Parents often say that before their child died, they expected that they and their partner would support and understand each other in mourning. However, in reality sometimes it turns out that one parent has a completely different grieving style than the other and sometimes this can be a very painful challenge to manage as a couple.

It may help each of you to understand that there is no right or wrong way to grieve. Some people show more outward feelings and emotions in what is known as Intuitive Grief. Others expressing their grief in more doing or practical ways, in what is known as Instrumental Grief. Often but not always, women tend to show more of the intuitive style of grieving whereas men may have a more instrumental style of grieving. However this may be because society and cultural expectations mean that men are expected to be strong and stoic while women are expected to be emotional and sensitive. This can make it difficult for both men and women to grieve in the way that feels natural to them as an individual e.g. men may wish they had more freedom to cry openly and women may feel judged if they do not show emotion openly.

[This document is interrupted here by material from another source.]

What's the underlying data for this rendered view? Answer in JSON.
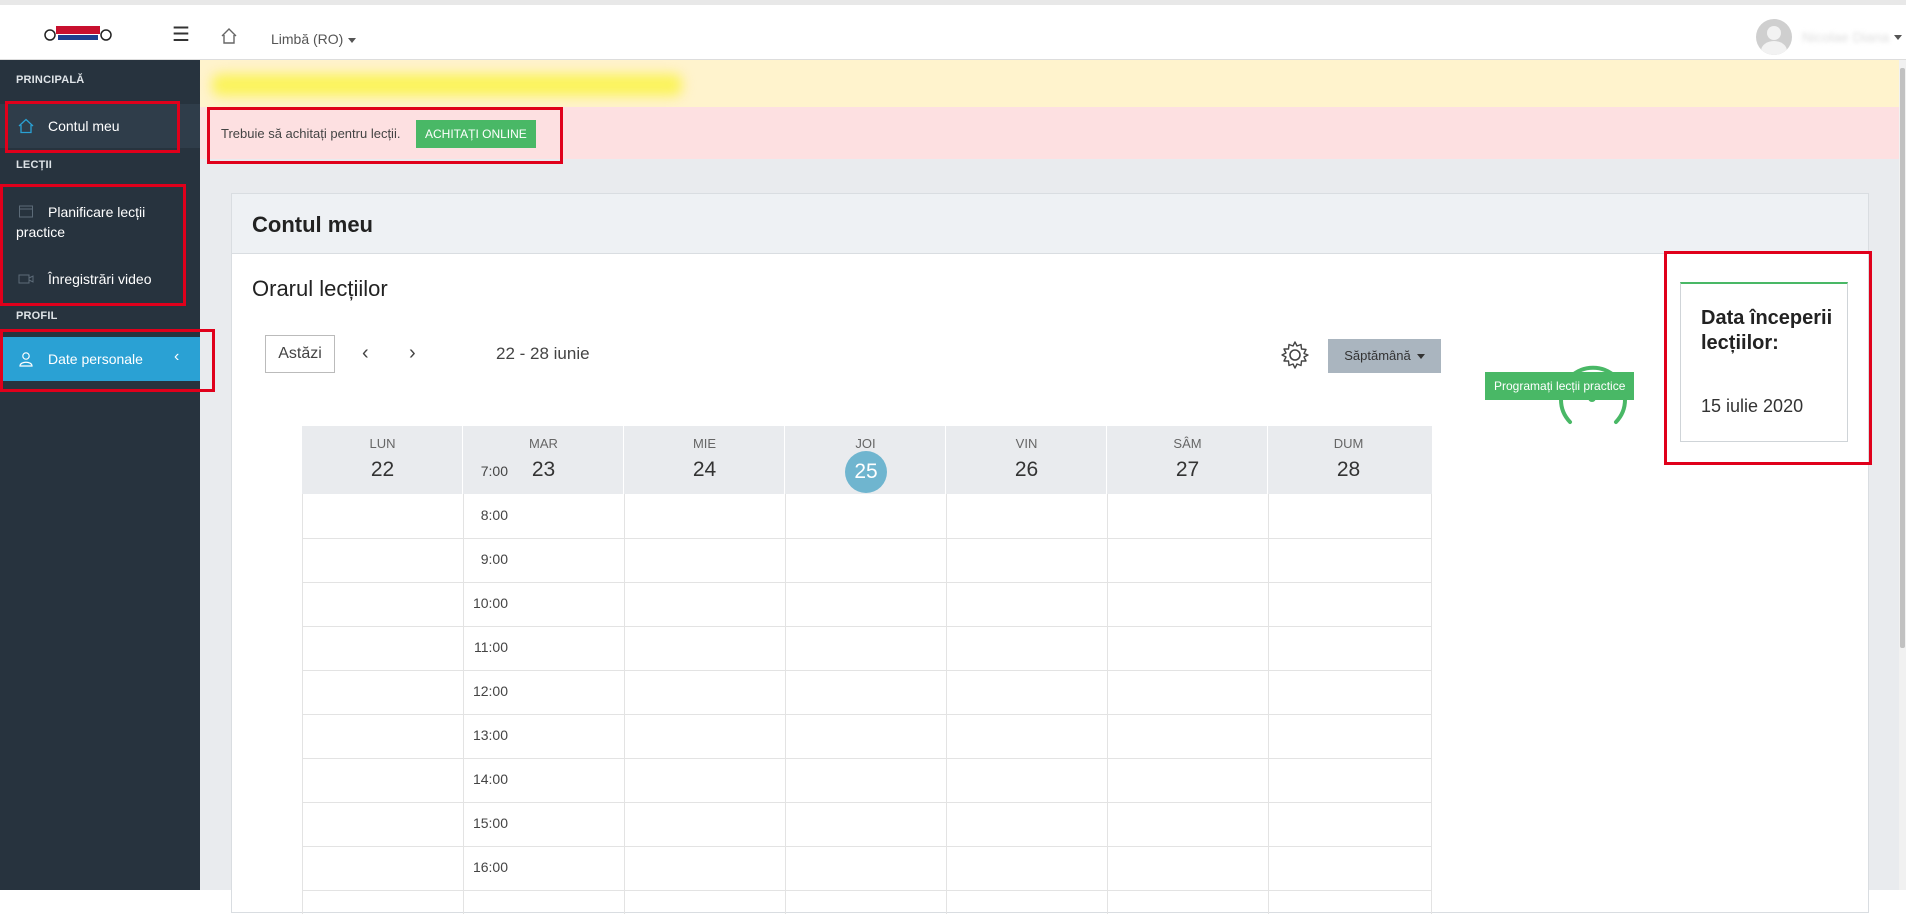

Whatever the role of gender, grieving in very different ways can cause misunderstandings which may place a strain on relationships. Differences in grieving styles can also affect couples in same sex relationships. It can sometimes be disheartening to feel that you are on different paths in your grief. The important thing is to remember that you are both individuals who need space to grieve in the way that works for each of you. However if the differences in your grieving styles get in the way of you and your partner being able to communicate and support each other,  you may need to seek some additional support (see information on Bereavement Support).